Notice the use of srun to launch a parallelised command and the & to launch the command in background

The wait is needed here to ask the job to wait for the end of each command before stopping

Submit an OpenMP job:

A OpenMP job is a job using several cpus on the same single node.
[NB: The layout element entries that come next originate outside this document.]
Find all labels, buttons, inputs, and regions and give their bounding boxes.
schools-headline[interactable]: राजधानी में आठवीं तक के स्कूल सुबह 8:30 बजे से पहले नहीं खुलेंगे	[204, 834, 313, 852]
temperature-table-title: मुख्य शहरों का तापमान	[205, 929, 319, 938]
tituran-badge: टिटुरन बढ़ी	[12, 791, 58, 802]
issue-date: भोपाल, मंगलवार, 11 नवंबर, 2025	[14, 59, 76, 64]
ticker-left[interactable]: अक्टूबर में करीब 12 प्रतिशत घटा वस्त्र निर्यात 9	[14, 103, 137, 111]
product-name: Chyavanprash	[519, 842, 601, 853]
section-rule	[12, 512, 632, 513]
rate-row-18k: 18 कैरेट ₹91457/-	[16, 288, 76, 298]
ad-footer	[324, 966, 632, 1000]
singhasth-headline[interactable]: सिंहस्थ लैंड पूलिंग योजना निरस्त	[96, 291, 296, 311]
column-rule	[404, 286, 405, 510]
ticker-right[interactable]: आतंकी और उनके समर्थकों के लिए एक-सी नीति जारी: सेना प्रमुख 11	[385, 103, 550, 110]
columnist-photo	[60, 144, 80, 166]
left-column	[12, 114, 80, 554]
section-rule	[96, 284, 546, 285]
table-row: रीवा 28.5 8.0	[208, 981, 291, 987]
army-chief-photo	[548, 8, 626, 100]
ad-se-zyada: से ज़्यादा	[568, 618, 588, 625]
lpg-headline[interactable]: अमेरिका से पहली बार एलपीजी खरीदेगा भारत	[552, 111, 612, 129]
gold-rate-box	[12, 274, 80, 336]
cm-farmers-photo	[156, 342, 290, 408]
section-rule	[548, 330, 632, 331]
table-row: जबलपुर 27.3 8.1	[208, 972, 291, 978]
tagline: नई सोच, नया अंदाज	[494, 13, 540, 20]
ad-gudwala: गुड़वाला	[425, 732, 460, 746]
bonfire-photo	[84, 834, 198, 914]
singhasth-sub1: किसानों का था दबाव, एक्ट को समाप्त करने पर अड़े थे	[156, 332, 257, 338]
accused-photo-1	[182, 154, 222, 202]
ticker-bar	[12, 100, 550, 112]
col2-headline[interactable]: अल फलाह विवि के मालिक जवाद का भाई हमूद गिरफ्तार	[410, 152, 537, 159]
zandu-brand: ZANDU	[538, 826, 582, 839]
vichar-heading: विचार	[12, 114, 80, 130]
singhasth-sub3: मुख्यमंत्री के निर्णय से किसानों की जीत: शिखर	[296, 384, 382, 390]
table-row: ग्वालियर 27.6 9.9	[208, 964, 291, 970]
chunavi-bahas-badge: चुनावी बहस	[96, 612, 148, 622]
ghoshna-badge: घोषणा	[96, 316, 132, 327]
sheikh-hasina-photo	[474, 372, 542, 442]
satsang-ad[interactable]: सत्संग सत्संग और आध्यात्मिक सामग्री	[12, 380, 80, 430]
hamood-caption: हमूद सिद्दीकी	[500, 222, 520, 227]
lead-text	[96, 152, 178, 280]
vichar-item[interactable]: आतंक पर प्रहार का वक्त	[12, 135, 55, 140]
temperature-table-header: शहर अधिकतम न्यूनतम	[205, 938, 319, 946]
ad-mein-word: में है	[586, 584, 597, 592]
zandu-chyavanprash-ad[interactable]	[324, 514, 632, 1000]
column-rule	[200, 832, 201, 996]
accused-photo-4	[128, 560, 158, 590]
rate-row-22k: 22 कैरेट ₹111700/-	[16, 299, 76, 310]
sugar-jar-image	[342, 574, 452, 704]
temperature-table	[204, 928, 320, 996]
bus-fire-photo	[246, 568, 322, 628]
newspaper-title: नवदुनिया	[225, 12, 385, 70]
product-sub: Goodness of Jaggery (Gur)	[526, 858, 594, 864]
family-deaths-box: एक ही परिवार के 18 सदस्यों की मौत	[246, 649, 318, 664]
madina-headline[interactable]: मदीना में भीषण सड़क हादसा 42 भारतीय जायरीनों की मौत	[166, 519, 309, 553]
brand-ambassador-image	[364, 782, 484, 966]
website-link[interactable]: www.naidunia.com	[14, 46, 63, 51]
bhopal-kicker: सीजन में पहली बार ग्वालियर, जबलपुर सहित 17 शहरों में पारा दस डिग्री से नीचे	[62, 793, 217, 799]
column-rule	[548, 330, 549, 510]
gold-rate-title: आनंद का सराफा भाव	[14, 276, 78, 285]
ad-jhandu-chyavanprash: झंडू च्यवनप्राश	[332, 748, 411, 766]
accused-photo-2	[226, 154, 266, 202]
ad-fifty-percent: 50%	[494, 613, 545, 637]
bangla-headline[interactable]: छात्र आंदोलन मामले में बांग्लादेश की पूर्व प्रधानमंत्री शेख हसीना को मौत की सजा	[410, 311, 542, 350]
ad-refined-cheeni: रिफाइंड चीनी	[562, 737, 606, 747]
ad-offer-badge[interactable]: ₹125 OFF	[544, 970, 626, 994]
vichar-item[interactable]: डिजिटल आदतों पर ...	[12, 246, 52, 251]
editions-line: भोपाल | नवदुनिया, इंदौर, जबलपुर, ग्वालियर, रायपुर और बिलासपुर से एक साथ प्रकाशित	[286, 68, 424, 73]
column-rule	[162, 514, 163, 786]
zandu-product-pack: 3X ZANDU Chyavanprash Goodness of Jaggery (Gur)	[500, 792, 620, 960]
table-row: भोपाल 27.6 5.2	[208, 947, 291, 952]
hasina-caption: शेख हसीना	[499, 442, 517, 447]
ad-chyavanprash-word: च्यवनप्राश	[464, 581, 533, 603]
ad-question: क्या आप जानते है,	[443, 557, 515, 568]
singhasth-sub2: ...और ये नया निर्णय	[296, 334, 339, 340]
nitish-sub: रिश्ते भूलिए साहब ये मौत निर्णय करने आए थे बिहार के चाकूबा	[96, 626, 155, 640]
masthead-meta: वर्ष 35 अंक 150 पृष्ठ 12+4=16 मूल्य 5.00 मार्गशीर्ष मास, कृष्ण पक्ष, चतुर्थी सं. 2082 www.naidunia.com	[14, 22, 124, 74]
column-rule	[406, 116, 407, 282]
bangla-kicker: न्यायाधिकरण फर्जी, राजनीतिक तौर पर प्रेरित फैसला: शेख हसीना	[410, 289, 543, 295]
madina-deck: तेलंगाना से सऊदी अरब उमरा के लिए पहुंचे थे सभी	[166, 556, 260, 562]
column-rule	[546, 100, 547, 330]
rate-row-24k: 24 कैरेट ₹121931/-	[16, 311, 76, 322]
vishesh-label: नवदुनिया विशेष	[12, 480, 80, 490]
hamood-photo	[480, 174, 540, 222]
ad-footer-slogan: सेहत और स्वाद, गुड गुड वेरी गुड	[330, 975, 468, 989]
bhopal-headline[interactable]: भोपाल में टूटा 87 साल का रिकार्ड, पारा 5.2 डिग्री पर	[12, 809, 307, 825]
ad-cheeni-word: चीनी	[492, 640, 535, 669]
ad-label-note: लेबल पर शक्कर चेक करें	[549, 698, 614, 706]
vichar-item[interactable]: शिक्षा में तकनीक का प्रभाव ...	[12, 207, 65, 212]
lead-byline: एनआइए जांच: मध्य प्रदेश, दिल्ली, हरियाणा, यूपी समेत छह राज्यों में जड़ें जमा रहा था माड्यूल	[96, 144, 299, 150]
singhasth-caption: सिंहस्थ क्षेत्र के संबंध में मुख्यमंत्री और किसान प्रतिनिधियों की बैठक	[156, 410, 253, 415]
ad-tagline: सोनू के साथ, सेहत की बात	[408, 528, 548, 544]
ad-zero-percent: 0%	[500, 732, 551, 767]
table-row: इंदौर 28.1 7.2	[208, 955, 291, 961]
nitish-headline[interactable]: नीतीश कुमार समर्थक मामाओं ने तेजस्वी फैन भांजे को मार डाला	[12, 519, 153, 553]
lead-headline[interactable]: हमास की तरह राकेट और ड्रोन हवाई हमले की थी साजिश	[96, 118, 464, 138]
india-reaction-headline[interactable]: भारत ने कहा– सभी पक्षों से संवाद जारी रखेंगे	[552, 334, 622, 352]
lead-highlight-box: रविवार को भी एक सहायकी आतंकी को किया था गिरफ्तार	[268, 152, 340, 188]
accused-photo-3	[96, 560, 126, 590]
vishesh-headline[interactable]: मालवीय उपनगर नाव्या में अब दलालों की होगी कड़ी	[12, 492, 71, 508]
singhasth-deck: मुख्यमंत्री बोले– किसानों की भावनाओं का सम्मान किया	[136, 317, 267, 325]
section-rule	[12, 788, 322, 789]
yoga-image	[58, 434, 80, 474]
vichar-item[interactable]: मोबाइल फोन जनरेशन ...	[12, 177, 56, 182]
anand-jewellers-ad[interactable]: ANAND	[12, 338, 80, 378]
Therefore the number of nodes will always be one.

This will work with a program compiled with openMP

#SBATCH --partition=short   ### Partition
#SBATCH --job-name=HelloOMP ### Job Name
#SBATCH --time=00:10:00     ### WallTime
#SBATCH --nodes=1           ### Number of Nodes
#SBATCH --ntasks-per-node=1 ### Number of tasks (MPI processes)
#SBATCH --cpus-per-task=28  ### Number of threads per task (OMP threads)
#SBATCH --account=hpcrcf    ### Account used for job submission

Environment variables:

   SLURM_JOB_ID		The ID of the job allocation.
   SLURM_JOB_NAME		The name of the job.
   SLURM_JOB_NODELIST	List of nodes allocated to the job.
   SLURM_JOB_NUM_NODES	Number of nodes allocated to the job.
   SLURM_NTASKS		Number of CPU tasks in this job.
   SLURM_SUBMIT_DIR	The directory from which sbatch was invoked.

Delete a job

$ scancel <job_id>

With <job_id>: the job number

Monitor resources:

Get jobs infos :

use the command

$ squeue 

To refresh the infos every 5 seconds

$ squeue -i 5 

Infos on a particular job:

$ scontrol show job <job_id>

With <job_id>: the job number

Infos on the jobs of a particular user

$ squeue -u <user> 

With <user>: the user login

More infos on jobs:

$ sacct --format=JobID,elapsed,ncpus,ntasks,state,node

Infos on resources used by a finished job

$ seff <job_id>  

With <job_id>: the job number

You can add the following command at the end of your script to get infos of the jobs in your output file.

$ seff $SLURM_JOB_ID

Get infos on partition:

Type the following command:

$ sinfo 

It gives infos on partitions and nodes

To get more informations:

$ scontrol show partitions 

scontrol show can be used with nodes, user, account etc…

Konow the time limit for each partition:

$sinfo -o "%10P %.11L %.11l"

Get infos on nodes

Type the command:

$ sinfo -N -l 

Several states are possible:

To obtain more informations :

$ scontrol show nodes 



The resource material is licensed under the Creative Commons Attribution 4.0 International License (here).